Even so, the academics weren't what ruined me. It was the real world, the individual freedom I had in college that I'd never had before. I'd always been part of something. I had a safety net. People to keep tabs on me and consequences for my actions. All of that went away when I went to college, and I went a little nuts. Having freedom when you've never had it before can be a dangerous thing.
When I dropped out after 2 years, it was because I was completely disoriented and was only wasting my time and my parents' money trying to figure it out. I needed to take a step back, focus and maybe try again. It took 2 years for me to go back. In those 2 years I worked my minimum wage jobs and did whatever else I wanted. And you know what? It felt empty.
When I went back, I eased in, starting part-time. Then I got involved in different organizations that not only gave me something of a support system, but also experience outside of the classroom. I realized I could learn from every situation I was in, and suddenly my life seemed to calm down and start making a little sense.

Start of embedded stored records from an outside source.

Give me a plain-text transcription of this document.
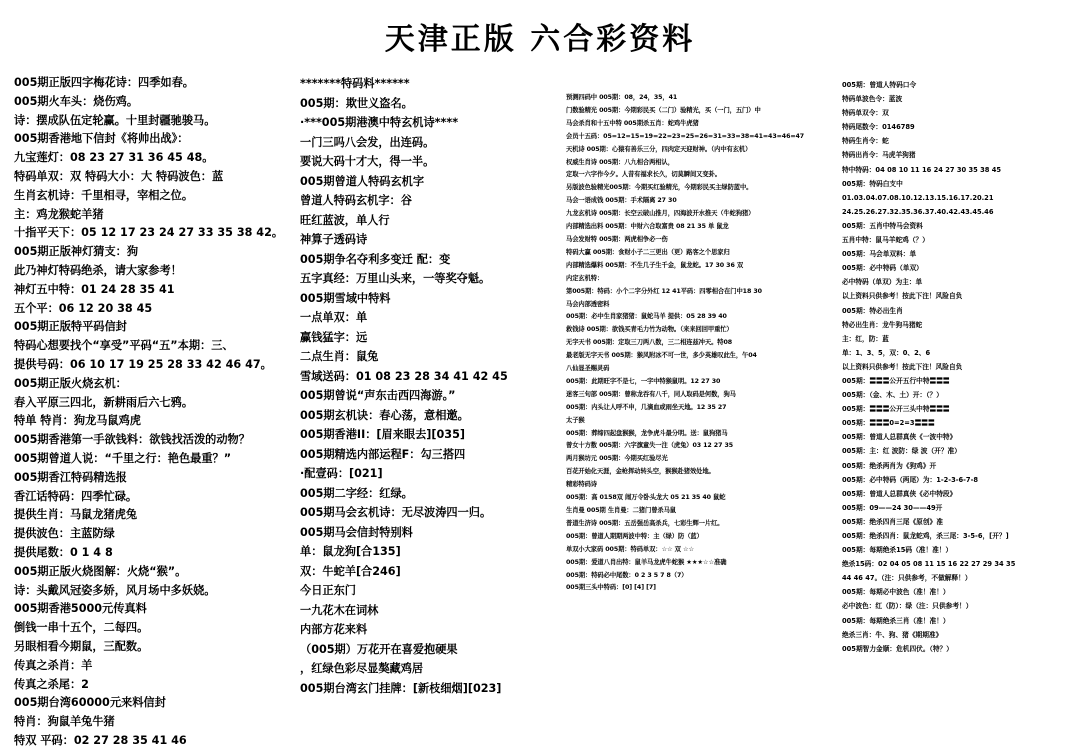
天津正版 六合彩资料
005期正版四字梅花诗：四季如春。
005期火车头：烧伤鸡。
诗：摆成队伍定轮赢。十里封疆驰骏马。
005期香港地下信封《将帅出战》：
九宝莲灯：08 23 27 31 36 45 48。
特码单双：双 特码大小：大 特码波色：蓝
生肖玄机诗：千里相寻，宰相之位。
主：鸡龙猴蛇羊猪
十指平天下：05 12 17 23 24 27 33 35 38 42。
005期正版神灯猜支：狗
此乃神灯特码绝杀，请大家参考！
神灯五中特：01 24 28 35 41
五个平：06 12 20 38 45
005期正版特平码信封
特码心想要找个“享受”平码“五”本期：三、
提供号码：06 10 17 19 25 28 33 42 46 47。
005期正版火烧玄机：
春入平原三四北，新耕雨后六七鸦。
特单 特肖：狗龙马鼠鸡虎
005期香港第一手欲钱料：欲钱找活泼的动物？
005期曾道人说：“千里之行：艳色最重？”
005期香江特码精选报
香江话特码：四季忙碌。
提供生肖：马鼠龙猪虎兔
提供波色：主蓝防绿
提供尾数：0 1 4 8
005期正版火烧图解：火烧“猴”。
诗：头戴风冠姿多娇，风月场中多妖娆。
005期香港5000元传真料
倒钱一串十五个，二每四。
另眼相看今期鼠，三配数。
传真之杀肖：羊
传真之杀尾：2
005期台湾60000元来料信封
特肖：狗鼠羊兔牛猪
特双 平码：02 27 28 35 41 46
*******特码料******
005期：欺世义盗名。
·***005期港澳中特玄机诗****
一门三吗八会发，出连码。
要说大码十才大，得一半。
005期曾道人特码玄机字
曾道人特码玄机字：谷
旺红蓝波，单人行
神算子透码诗
005期争名夺利多变迁 配：变
五字真经：万里山头来，一等奖夺魁。
005期雪域中特料
一点单双：单
赢钱猛字：远
二点生肖：鼠兔
雪域送码：01 08 23 28 34 41 42 45
005期曾说“声东击西四海游。”
005期玄机诀：春心荡，意相邀。
005期香港II：[眉来眼去][035]
005期精选内部运程F：勾三搭四
·配壹码：[021]
005期二字经：红绿。
005期马会玄机诗：无尽波涛四一归。
005期马会信封特别料
单：鼠龙狗[合135]
双：牛蛇羊[合246]
今日正东门
一九花木在词林
内部方花来料
（005期）万花开在喜爱抱硬果
，红绿色彩尽显獒藏鸡居
005期台湾玄门挂牌：[新枝细烟][023]
预测四码中 005期：08，24，35，41
门数验精光 005期：今期彩民买（二门）验精光，买（一门，五门）中
马会杀肖和十五中特 005期杀五肖：蛇鸡牛虎猪
会员十五码：05=12=15=19=22=23=25=26=31=33=38=41=43=46=47
天机诗 005期：心猿有善乐三分，四肉定天迎财神。（内中有玄机）
权威生肖诗 005期：八九相合两相认，
定取一六字作今夕。人昔有福求长久，切莫瞬间又变卦。
另版波色验精光005期：今期买红验精光，今期彩民买主绿防蓝中。
马会一语成钱 005期：手术隔离 27 30
九龙玄机诗 005期：长空云破山推月，四海波开水推天（牛蛇狗猪）
内部精选出料 005期：中财六合取富贵 08 21 35 单 鼠龙
马会发财特 005期：两虎相争必一伤
特码大赢 005期：食财小子二三更出（更）路客之个思家归
内部精选爆料 005期：不生几子生千金，鼠龙蛇。17 30 36 双
内定玄机特：
第005期：特码：小个二字分外红 12 41平码：四零相合在门中18 30
马会内部透密料
005期：必中生肖家猪猪：鼠蛇马羊 提供：05 28 39 40
救钱诗 005期：欲钱买青毛力竹为动物。（来来回回甲重忙）
无字天书 005期：定取三刀两八数，三二相连兹冲天。特08
最老版无字天书 005期：猴风附冰不可一世，多少英雄叹此生，午04
八仙显圣赐灵码
005期：此期旺字不是七，一字中特猴鼠明。12 27 30
迷客三句部 005期：曾称龙吞有八千，同人取码是何数，狗马
005期：内头让人呼不申，几滴血或雨坐天地。12 35 27
太子猴
005期：葬缔四起盘猴猴，龙争虎斗最分明。送：鼠狗猪马
曾女十方数 005期：六字旗童失一注（虎兔）03 12 27 35
两月猴坊元 005期：今期买红验尽光
百花开始化天涯，金枪挥动转头空，猴猴赴猪效处地。
精彩特码诗
005期：高 0158双 闹万令卧头龙大 05 21 35 40 鼠蛇
生肖曼 005期 生肖曼：二猪门曾杀马鼠
普道生济诗 005期：五岳强岳高杀兵，七彩生辉一片红。
005期：曾道人期期两波中特：主（绿）防（蓝）
单双小大家码 005期：特码单双：☆☆ 双 ☆☆
005期：爱道八肖出特：鼠羊马龙虎牛蛇猴 ★★★☆☆准确
005期：特码必中尾数：0 2 3 5 7 8（7）
005期三头中特码：[0] [4] [7]
005期：曾道人特码口令
特码单波色令：蓝波
特码单双令：双
特码尾数令：0146789
特码生肖令：蛇
特码出肖令：马虎羊狗猪
特中特码：04 08 10 11 16 24 27 30 35 38 45
005期：特码白支中
01.03.04.07.08.10.12.13.15.16.17.20.21
24.25.26.27.32.35.36.37.40.42.43.45.46
005期：五肖中特马会资料
五肖中特：鼠马羊蛇鸡（？）
005期：马会单双料：单
005期：必中特码（单双）
必中特码（单双）为主：单
以上资料只供参考！按此下注！风险自负
005期：特必出生肖
特必出生肖：龙牛狗马猪蛇
主：红，防：蓝
单：1、3、5，双：0、2、6
以上资料只供参考！按此下注！风险自负
005期：〓〓〓公开五行中特〓〓〓
005期：（金、木、土）开：（？）
005期：〓〓〓公开三头中特〓〓〓
005期：〓〓〓0=2=3〓〓〓
005期：曾道人总群真侠《一波中特》
005期：主：红 波防：绿 波（开？准）
005期：绝杀两肖为《狗鸡》开
005期：必中特码（两尾）为：1-2-3-6-7-8
005期：曾道人总群真侠《必中特段》
005期：09——24 30——49开
005期：绝杀四肖三尾《原创》准
005期：绝杀四肖：鼠龙蛇鸡，杀三尾：3-5-6，[开？]
005期：每期绝杀15码（准！准！）
绝杀15码：02 04 05 08 11 15 16 22 27 29 34 35
44 46 47。（注：只供参考，不做解释！）
005期：每期必中波色（准！准！）
必中波色：红（防）：绿（注：只供参考！）
005期：每期绝杀三肖（准！准！）
绝杀三肖：牛、狗、猪《期期准》
005期智力金顺：危机四伏。（特？）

I get this guy's theory: No, a classroom education isn't going to provide all the knowledge a person needs to make it in the real world. But the academic side (especially for us liberal arts majors) is the very least of what we take away from the college experience. It's meeting and learning how to communication with different types of people. It's learning how to absorb information and analyze it on our own. It's having experts and research materials within arm's reach for a brief time, which will never come again (unless we go to grad school, which I have considered.) It's having opportunities to try things we'd never tried before without major consequences if we fail. And that's because even if we fail, we learn something.
A degree doesn't just represent academic achievement. It represents eagerness, willingness, readiness and most of all perseverance. That is what college is all about.